Ao longo das últimas semanas de março, começa a se efetivar a implantação da gestão da Fundação Estatal de Saúde sobre parte da rede de saúde municipal de Niterói. Já há mais de meia década sendo elaborado, o projeto é marcado pela demissão em massa de milhares de trabalhadores da saúde, que suportaram por décadas descaso, falta de verbas e contratos precários por parte da prefeitura. Diante do enorme ataque representado por essas demissões, para garantir o emprego e o atendimento à população, é preciso uma luta pela efetivação imediata dos demitidos!

quarta-feira 30 de março de 2022 | Edição do dia

Desde a metade deste mês de março, caminha a passos largos a tomada da gestão do Programa Médico da Família, bem como de parte da Rede de Atenção Psicossocial (RAPS), pela Fundação Estatal de Saúde de Niterói (FeSaúde). Para os atuais trabalhadores desses pontos centrais da atenção básica à saúde no município, o processo representa um último e mais grave ataque, que coroa uma longa história de descaso.

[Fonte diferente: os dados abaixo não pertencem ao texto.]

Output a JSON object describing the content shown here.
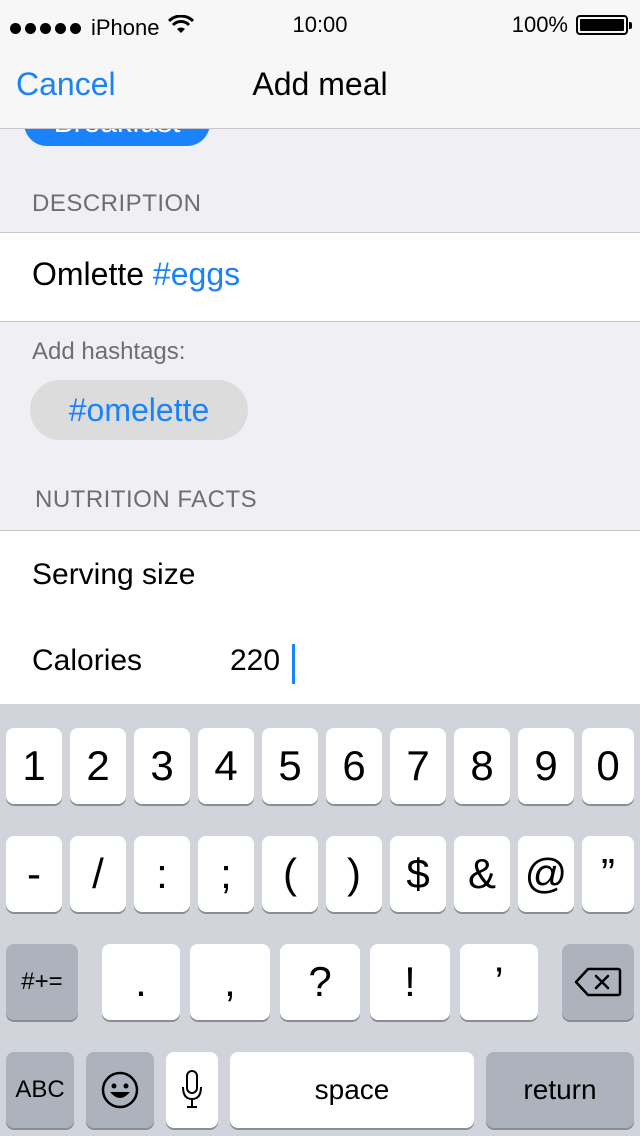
{
  "status_bar": {
    "carrier": "iPhone",
    "time": "10:00",
    "battery": "100%"
  },
  "nav": {
    "cancel_label": "Cancel",
    "title": "Add meal"
  },
  "meal_type_chip": "Breakfast",
  "description": {
    "section_label": "DESCRIPTION",
    "text": "Omlette",
    "hashtag": "#eggs"
  },
  "hashtags": {
    "label": "Add hashtags:",
    "suggestion": "#omelette"
  },
  "nutrition": {
    "section_label": "NUTRITION FACTS",
    "serving_label": "Serving size",
    "calories_label": "Calories",
    "calories_value": "220"
  },
  "keyboard": {
    "row1": [
      "1",
      "2",
      "3",
      "4",
      "5",
      "6",
      "7",
      "8",
      "9",
      "0"
    ],
    "row2": [
      "-",
      "/",
      ":",
      ";",
      "(",
      ")",
      "$",
      "&",
      "@",
      "”"
    ],
    "row3": [
      ".",
      ",",
      "?",
      "!",
      "’"
    ],
    "symbols_key": "#+=",
    "abc_key": "ABC",
    "space_key": "space",
    "return_key": "return"
  },
  "icons": {
    "wifi": "wifi-icon",
    "battery": "battery-icon",
    "backspace": "backspace-icon",
    "emoji": "emoji-icon",
    "mic": "microphone-icon"
  }
}
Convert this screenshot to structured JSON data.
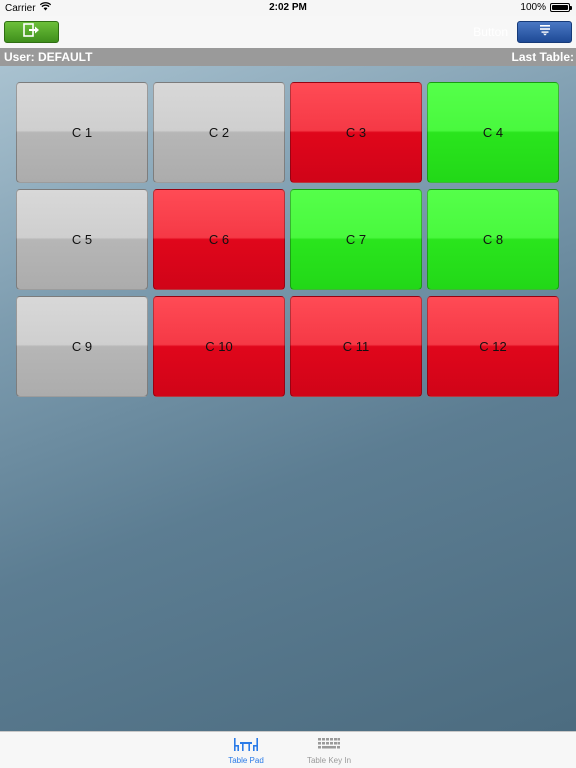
{
  "status": {
    "carrier": "Carrier",
    "time": "2:02 PM",
    "battery": "100%",
    "battery_level": 1.0
  },
  "nav": {
    "left_icon": "logout-icon",
    "right_icon": "menu-list-icon",
    "ghost_label": "Button",
    "left_color": "#4f9a27",
    "right_color": "#2a59a8"
  },
  "info": {
    "user": "User: DEFAULT",
    "last_table": "Last Table:"
  },
  "tables": [
    {
      "label": "C 1",
      "status": "gray"
    },
    {
      "label": "C 2",
      "status": "gray"
    },
    {
      "label": "C 3",
      "status": "red"
    },
    {
      "label": "C 4",
      "status": "green"
    },
    {
      "label": "C 5",
      "status": "gray"
    },
    {
      "label": "C 6",
      "status": "red"
    },
    {
      "label": "C 7",
      "status": "green"
    },
    {
      "label": "C 8",
      "status": "green"
    },
    {
      "label": "C 9",
      "status": "gray"
    },
    {
      "label": "C 10",
      "status": "red"
    },
    {
      "label": "C 11",
      "status": "red"
    },
    {
      "label": "C 12",
      "status": "red"
    }
  ],
  "tabs": [
    {
      "label": "Table Pad",
      "icon": "table-chairs-icon",
      "active": true
    },
    {
      "label": "Table Key In",
      "icon": "keyboard-icon",
      "active": false
    }
  ],
  "colors": {
    "gray_tile": "#c4c4c4",
    "red_tile": "#ee1c2c",
    "green_tile": "#3ef033",
    "active_tab": "#2a7be8"
  }
}
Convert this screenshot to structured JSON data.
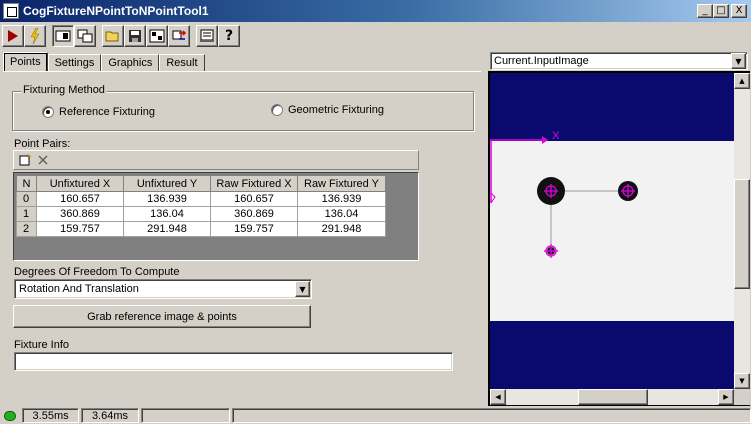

Equipes inteiras, e todos os módulos de Saúde da Família, bem como nos Centros de Atenção Psicossocial (CAPS), várias com trabalhadores presentes há décadas, muitos desde o início dos programas, estão sendo postos na rua - e isso após trabalharem por décadas com contratos precários e sem praticamente qualquer direito.

O Programa Médico da Família teve início em Niterói antes de sua existência no Brasil enquanto política a nível nacional. Iniciado nos anos 90, em uma parceria da prefeitura com o governo cubano, o foco do programa é a inserção nos territórios, e o acompanhamento da saúde básica com foco na prevenção e promoção de saúde . As condições de trabalho no programa, no entanto, nunca foram boas. Inicialmente, a contratação de profissionais era “terceirizada” às associações de moradores das áreas assistidas por cada unidade. Uma política que, por um lado, vai ao encontro da lógica de territorialização do atendimento e de vínculo com a população, mas por outra serviu para isentar a prefeitura da necessidade de manter qualquer vínculo com esse milhares de trabalhadores, que serviam essencialmente como trabalhadores de segunda categoria, terceirizados pela Fundação Municipal de Saúde, o braço da Secretaria de Saúde que gerencia a saúde do município.

Na saúde mental, uma situação semelhante se dá. A rede de atenção psicossocial de Niterói é historicamente deficitária, contando com muito menos CAPS do que a lei aponta necessário, de acordo com a população do município, e uma lógica de atendimento exacerbadamente dependente da hospitalização, e em especial do Hospital Psiquiátrico (antigo hospício) de Jurujuba, que segue até hoje funcionando, na contramão da lógica da Reforma Psiquiátrica. Além disso, em um processo similar ao PMF, praticamente toda a rede contava desde seu início com contratações precarizadas, sem qualquer garantia ou direitos trabalhistas.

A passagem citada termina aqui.